Да, мой принц, ты нашел ключик к завоеванию своей принцессы. Но помни, Корс Кант Эвин, не забывай о том, что тебе придется заново завоевывать меня до конца наших дней. Не расслабляйся и не считай меня завоеванной землей.
— Я скажу тебе то же самое, Анлодда. Я не могу загадывать на будущее.., по крайней мере — на свое будущее. Это неподвластно никому, кроме таких могущественных друидов, как Мирддин и Кинддиллиг Кифарвидд. Анлодда, я не могу обещать, что я никогда не покину тебя. Я просто не знаю, — Я тоже. Я верю в любовь, Корс Кант, но вся эта чепуха про принцев и принцесс годится для детских сказочек, а мы оба уже взрослые, и одному Богу ведомо, как мы станем расти дальше — одинаково или по-разному.., хотя, если нам повезет, быть может, нам и не придется расходиться по разным дорогам. Если повезет и если мы будем добродетельны.
— Я бы предпочел удачу.
— У тебя есть и то, и другое, Корс Кант. У тебя есть я. — Она улыбнулась, загадочно, словно сфинкс. — Любви недостаточно — так по крайней мере утверждает дядя Лири, а он в таких вещах разбирается — ведь он прожил триста лет, как он сам говорит. Тебе нужна любовь, тебе нужна страсть, тебе нужны дружба и уважение.
— Мы оба доказали друг другу, что способны на три из этих чувств, — отозвался бард, едва заметно улыбнувшись.
— И еще нужно хранить тайны друг от друга.
— Что? Почему?
— Прежде чем люди соединяются, каждый из них должен представлять собой целое, иначе соединение никогда не произойдет. Это еще одна детская сказочка. Все равно жить мы будем разными жизнями. И потому тайны.., это все равно, что отдельная комната в доме, только твоя, и ничья больше, где ты хранишь сокровища, найденные до начала любви и во время ее.
— О…
Они сильно отстали от Ланселота. Рука Анлодды лежала на плече Корса Канта, он обнимал ее за талию.
— Да, — наконец кивнул юноша. — Я думал об этом.
— Беда в том, как же нам соединиться, ведь наше положение в свете такое разное!
— И об этом я думал тоже. Мы можем пожениться.
— Если только убежим.., ну, скажем, в Африку.
— Ты должна выйти замуж за короля или принца, или хотя бы полководца… Но разве человек такого высокого положения позволит какому-то барду домогаться его жены?
— Я уже взрослая, Корс Кант. Будущим летом мне исполнится девятнадцать. Я должна поскорее выйти замуж, по собственному выбору или нет. Я уже несколько лет отвергаю тех, кто просит моей руки, но скоро мне придется сдаться.
— Анлодда, мне бы не хотелось ранить тебя неприятными воспоминаниями, но.., разве может на тебе жениться человек знатного рода после.., после того, что сделал твой отец?
К радости Корса Канта, Анлодда не оттолкнула его, а наоборот, притянула к себе.
— Да, я об этом думала, Корс. Не знаю. Нужно у кого-нибудь спросить. У Меровия. О! Что я говорю!
— Трудно поверить, что он мертв, правда? А ведь он предвидел это… Помнишь, тогда, в лесу, возле Харлека..
— Не совсем так. Я помню, он что-то говорил о тебе. О том, что ты — мышь и встречаешься со смертью.

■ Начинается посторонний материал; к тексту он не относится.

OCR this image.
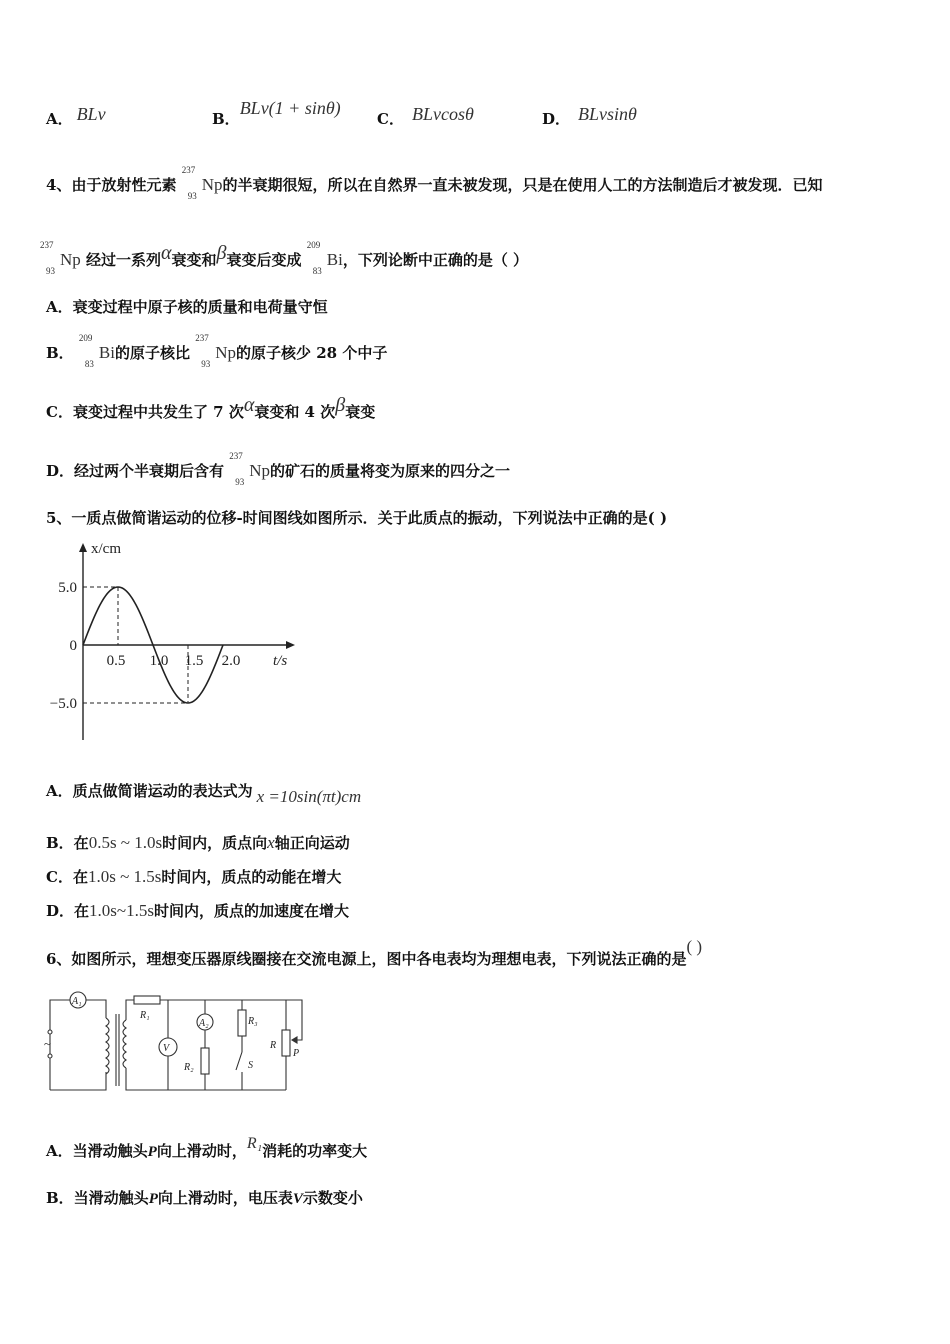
A． BLv	B．BLv(1 + sinθ)
C． BLvcosθ	D． BLvsinθ
4、由于放射性元素
237
93
Np的半衰期很短，所以在自然界一直未被发现，只是在使用人工的方法制造后才被发现．已知
237
93
Np 经过一系列α衰变和β衰变后变成
209
83
Bi，下列论断中正确的是（ ）
A．衰变过程中原子核的质量和电荷量守恒
B．
209
83
Bi的原子核比
237
93
Np的原子核少 28 个中子
C．衰变过程中共发生了 7 次α衰变和 4 次β衰变
D．经过两个半衰期后含有
237
93
Np的矿石的质量将变为原来的四分之一
5、一质点做简谐运动的位移-时间图线如图所示．关于此质点的振动，下列说法中正确的是( )
x/cm
t/s
5.0
0
−5.0
0.5 1.0 1.5 2.0
A．质点做简谐运动的表达式为 x =10sin(πt)cm
B．在0.5s ~ 1.0s时间内，质点向x轴正向运动
C．在1.0s ~ 1.5s时间内，质点的动能在增大
D．在1.0s~1.5s时间内，质点的加速度在增大
6、如图所示，理想变压器原线圈接在交流电源上，图中各电表均为理想电表，下列说法正确的是( )
A₁
V
A₂
R₁
R₂
R₃
R
P
S
~
A．当滑动触头P向上滑动时，R₁消耗的功率变大
B．当滑动触头P向上滑动时，电压表V示数变小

— «Шут и император пьют из смертной чаши, и тот из них, кто глупее, отвергает чашу свою», — процитировал бард. — Теперь помнишь?
Она пожала плечами.
— Я никогда не относилась чересчур серьезно к предсказаниям.
— Лири, — заявил Корс Кант решительно.
— Ты шутишь.
— Его надо спросить.
— Ах, спросить. Я почему-то подумала…
— Он ведь Строитель, верно? И он давал мне неплохие советы, когда Меровия.., не было поблизости.

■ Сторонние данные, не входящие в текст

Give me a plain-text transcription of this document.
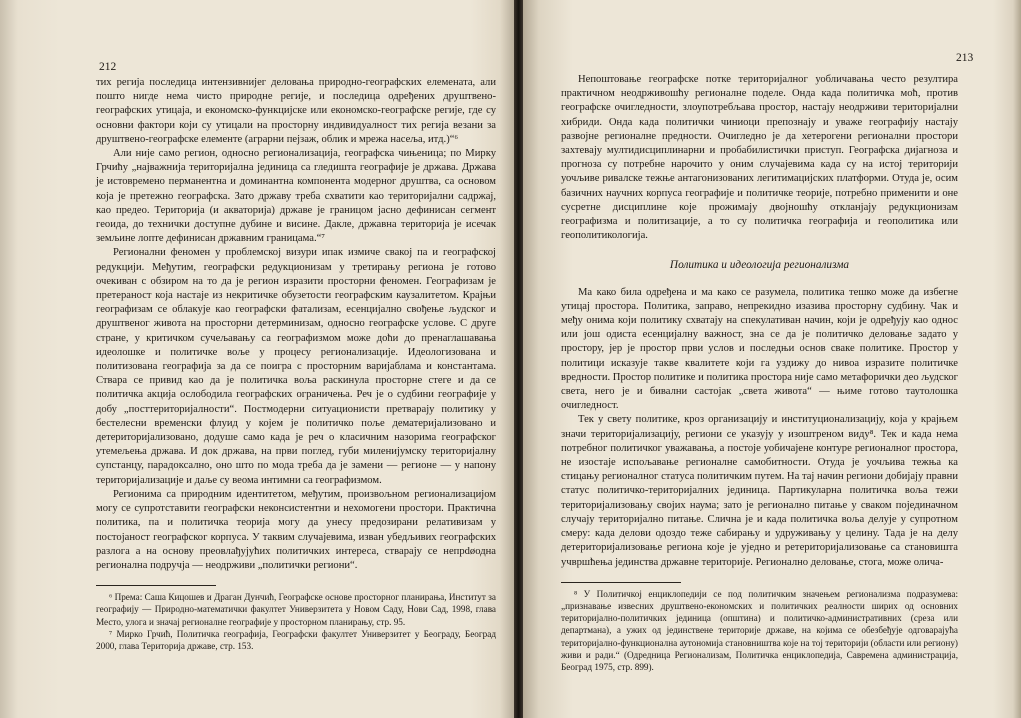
212

тих регија последица интензивнијег деловања природно-географских елемената, али пошто нигде нема чисто природне регије, и последица одређених друштвено-географских утицаја, и економско-функцијске или економско-географске регије, где су основни фактори који су утицали на просторну индивидуалност тих регија везани за друштвено-географске елементе (аграрни пејзаж, облик и мрежа насеља, итд.)“⁶

Али није само регион, односно регионализација, географска чињеница; по Мирку Грчићу „најважнија територијална јединица са гледишта географије је држава. Држава је истовремено перманентна и доминантна компонента модерног друштва, са основом која је претежно географска. Зато државу треба схватити као територијални садржај, као предео. Територија (и акваторија) државе је границом јасно дефинисан сегмент геоида, до технички доступне дубине и висине. Дакле, државна територија је исечак земљине лопте дефинисан државним границама.“⁷

Регионални феномен у проблемској визури ипак измиче свакој па и географској редукцији. Међутим, географски редукционизам у третирању региона је готово очекиван с обзиром на то да је регион изразити просторни феномен. Географизам је претераност која настаје из некритичке обузетости географским каузалитетом. Крајњи географизам се облакује као географски фатализам, есенцијално свођење људског и друштвеног живота на просторни детерминизам, односно географске услове. С друге стране, у критичком сучељавању са географизмом може доћи до пренаглашавања идеолошке и политичке воље у процесу регионализације. Идеологизована и политизована географија за да се поигра с просторним варијаблама и константама. Ствара се привид као да је политичка воља раскинула просторне стеге и да се политичка акција ослободила географских ограничења. Реч је о судбини географије у добу „посттериторијалности“. Постмодерни ситуационисти претварају политику у бестелесни временски флуид у којем је политичко поље дематеријализовано и детериторијализовано, додуше само када је реч о класичним назорима географског утемељења држава. И док држава, на први поглед, губи миленијумску територијалну супстанцу, парадоксално, оно што по мода треба да је замени — регионе — у напону територијализације и даље су веома интимни са географизмом.

Регионима са природним идентитетом, међутим, произвољном регионализацијом могу се супротставити географски неконсистентни и нехомогени простори. Практична политика, па и политичка теорија могу да унесу предозирани релативизам у постојаност географског корпуса. У таквим случајевима, изван убедљивих географских разлога а на основу преовлађујућих политичких интереса, стварају се непрdøодна регионална подручја — неодрживи „политички региони“.

⁶ Према: Саша Кицошев и Драган Дунчић, Географске основе просторног планирања, Институт за географију — Природно-математички факултет Универзитета у Новом Саду, Нови Сад, 1998, глава Место, улога и значај регионалне географије у просторном планирању, стр. 95.

⁷ Мирко Грчић, Политичка географија, Географски факултет Универзитет у Београду, Београд 2000, глава Територија државе, стр. 153.

213

Непоштовање географске потке територијалног уобличавања често резултира практичном неодрживошћу регионалне поделе. Онда када политичка моћ, против географске очигледности, злоупотребљава простор, настају неодрживи територијални хибриди. Онда када политички чиниоци препознају и уваже географију настају развојне регионалне предности. Очигледно је да хетерогени регионални простори захтевају мултидисциплинарни и пробабилистички приступ. Географска дијагноза и прогноза су потребне нарочито у оним случајевима када су на истој територији уочљиве ривалске тежње антагонизованих легитимацијских платформи. Отуда је, осим базичних научних корпуса географије и политичке теорије, потребно применити и оне сусретне дисциплине које прожимају двојношћу откланјају редукционизам географизма и политизације, а то су политичка географија и геополитика или геополитикологија.

Политика и идеологија регионализма

Ма како била одређена и ма како се разумела, политика тешко може да избегне утицај простора. Политика, заправо, непрекидно изазива просторну судбину. Чак и међу онима који политику схватају на спекулативан начин, који је одређују као однос или још одиста есенцијалну важност, зна се да је политичко деловање задато у простору, јер је простор први услов и последњи основ сваке политике. Простор у политици исказује такве квалитете који га уздижу до нивоа изразите политичке вредности. Простор политике и политика простора није само метафорички део људског света, него је и бивални састојак „света живота“ — њиме готово таутолошка очигледност.

Тек у свету политике, кроз организацију и институционализацију, која у крајњем значи територијализацију, региони се указују у изоштреном виду⁸. Тек и када нема потребног политичког уважавања, а постоје уобичајене контуре регионалног простора, не изостаје испољавање регионалне самобитности. Отуда је уочљива тежња ка стицању регионалног статуса политичким путем. На тај начин региони добијају правни статус политичко-територијалних јединица. Партикуларна политичка воља тежи територијализовању својих наума; зато је регионално питање у сваком појединачном случају територијално питање. Слична је и када политичка воља делује у супротном смеру: када делови одоздо теже сабирању и удруживању у целину. Тада је на делу детериторијализовање региона које је уједно и ретериторијализовање са становишта учвршћења јединства државне територије. Регионално деловање, стога, може олича-

⁸ У Политичкој енциклопедији се под политичким значењем регионализма подразумева: „признавање извесних друштвено-економских и политичких реалности ширих од основних територијално-политичких јединица (општина) и политичко-административних (срезa или департмана), а ужих од јединствене територије државе, на којима се обезбеђује одговарајућа територијално-функционална аутономија становништва које на тој територији (области или региону) живи и ради.“ (Одредница Регионализам, Политичка енциклопедија, Савремена администрација, Београд 1975, стр. 899).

— Не знаю. Никогда не доверяла дяде Лири. Уж больно он умен.
— «Больно умен» — это лучше, чем «недостаточно умен», разве не это нам сейчас нужно? — он склонился к самому уху Анлодды и прошептал:
— И еще.., принцесса, ты уверена, что он всего лишь твой дядя? Мне он признался, что вы, может быть, более близкие родственники.
— А? Да, ходили такие слухи. Это уж, конечно, было бы получше, чем слыть дочерью изменника, правда? — Она вздохнула. — Ладно, Корс Кант Эвин, мальчишка-бард, пусть так и будет. Я готова поговорить с дядей, если ты расскажешь мне, что ты хотел сказать о Ланселоте — чуть раньше.
Он покачал головой, но тут же понял, что в темноте Анлодда этого не видит.
— Прости, Анлодда. Боюсь, это должно остаться моей тайной.
— Мерзавец, — процедила она сквозь зубы и сильнее притянула его к себе.